Promising Preclinical Profile
CB03-154 demonstrates excellent ion channel selectivity, chemical and metabolic stability, anti-neuronal hyperexcitability activity, and favorable pharmacokinetic and safety profiles. The compound holds potential not only for ALS but also for other CNS disorders such as epilepsy and major depressive disorder.
Preclinical studies revealed that CB03-154 significantly reduces the hyperexcitability of ALS motor neurons, markedly slows the deterioration of muscle strength-related functional parameters, delays disease onset, extends life expectancies, and normalizes the morphology of muscle and neuronal cells.
Clinical Development Progress
CB03-154 is currently being evaluated in Phase 1 clinical trials in the United States and Australia for healthy adults, and has completed bridging pharmacokinetic and safety studies in Chinese healthy subjects. In 2024, Phase 1 clinical trial results and preclinical efficacy data for ALS and epilepsy were presented at the American Neurological Association (ANA) Annual Meeting and the American Epilepsy Society (AES) Annual Meeting, generating significant attention from experts.
The ALS-related preclinical findings received the honor of best poster at the ANA 2024 annual meeting, and Zhimeng received an invitation to give an oral presentation at the Movement Disorder Special Interest Group symposium.

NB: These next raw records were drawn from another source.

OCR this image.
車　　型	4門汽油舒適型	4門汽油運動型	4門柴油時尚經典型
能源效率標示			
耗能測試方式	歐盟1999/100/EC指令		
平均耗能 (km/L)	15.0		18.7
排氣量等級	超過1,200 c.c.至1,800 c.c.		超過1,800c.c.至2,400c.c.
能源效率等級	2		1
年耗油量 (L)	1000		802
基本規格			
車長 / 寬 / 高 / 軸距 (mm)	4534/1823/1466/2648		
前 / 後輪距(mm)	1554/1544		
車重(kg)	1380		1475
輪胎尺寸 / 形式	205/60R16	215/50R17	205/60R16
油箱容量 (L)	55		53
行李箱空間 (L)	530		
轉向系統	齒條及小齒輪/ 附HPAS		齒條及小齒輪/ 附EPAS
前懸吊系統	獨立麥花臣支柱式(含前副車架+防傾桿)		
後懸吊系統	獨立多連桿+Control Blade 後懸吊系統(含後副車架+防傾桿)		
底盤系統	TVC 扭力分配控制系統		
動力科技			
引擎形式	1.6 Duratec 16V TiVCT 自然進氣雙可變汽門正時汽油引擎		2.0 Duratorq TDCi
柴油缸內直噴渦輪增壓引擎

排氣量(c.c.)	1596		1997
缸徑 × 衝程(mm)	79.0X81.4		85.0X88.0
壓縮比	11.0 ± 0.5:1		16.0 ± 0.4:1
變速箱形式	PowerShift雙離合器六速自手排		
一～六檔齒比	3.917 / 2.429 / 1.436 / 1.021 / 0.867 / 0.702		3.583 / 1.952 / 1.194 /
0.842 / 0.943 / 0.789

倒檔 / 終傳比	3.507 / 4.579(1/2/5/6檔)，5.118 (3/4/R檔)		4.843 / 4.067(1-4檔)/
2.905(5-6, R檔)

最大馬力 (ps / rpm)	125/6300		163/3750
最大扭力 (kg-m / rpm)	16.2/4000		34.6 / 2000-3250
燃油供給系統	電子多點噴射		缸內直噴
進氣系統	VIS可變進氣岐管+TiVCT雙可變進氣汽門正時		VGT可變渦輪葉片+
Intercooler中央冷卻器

Company Leadership Perspective
Dr. Huanming Chen, Founder of Zhimeng Biopharma, stated: "The approval by CDE is another important milestone in Zhimeng's global clinical development for ALS and other central nervous system diseases. We believe CB03-154 has the potential to become a first-in-class therapy for ALS. We hope our dedicated efforts will allow us to bring a safer and more effective medicine to ALS patients worldwide."
Founded in 2018, Shanghai Zhimeng Biopharma focuses on small-molecule drug discovery for chronic hepatitis B functional cure and novel therapies for CNS disorders, including epilepsy, neuropathic pain, ALS, major depressive disorder, and bipolar disorder. The company has successfully completed multiple rounds of financing.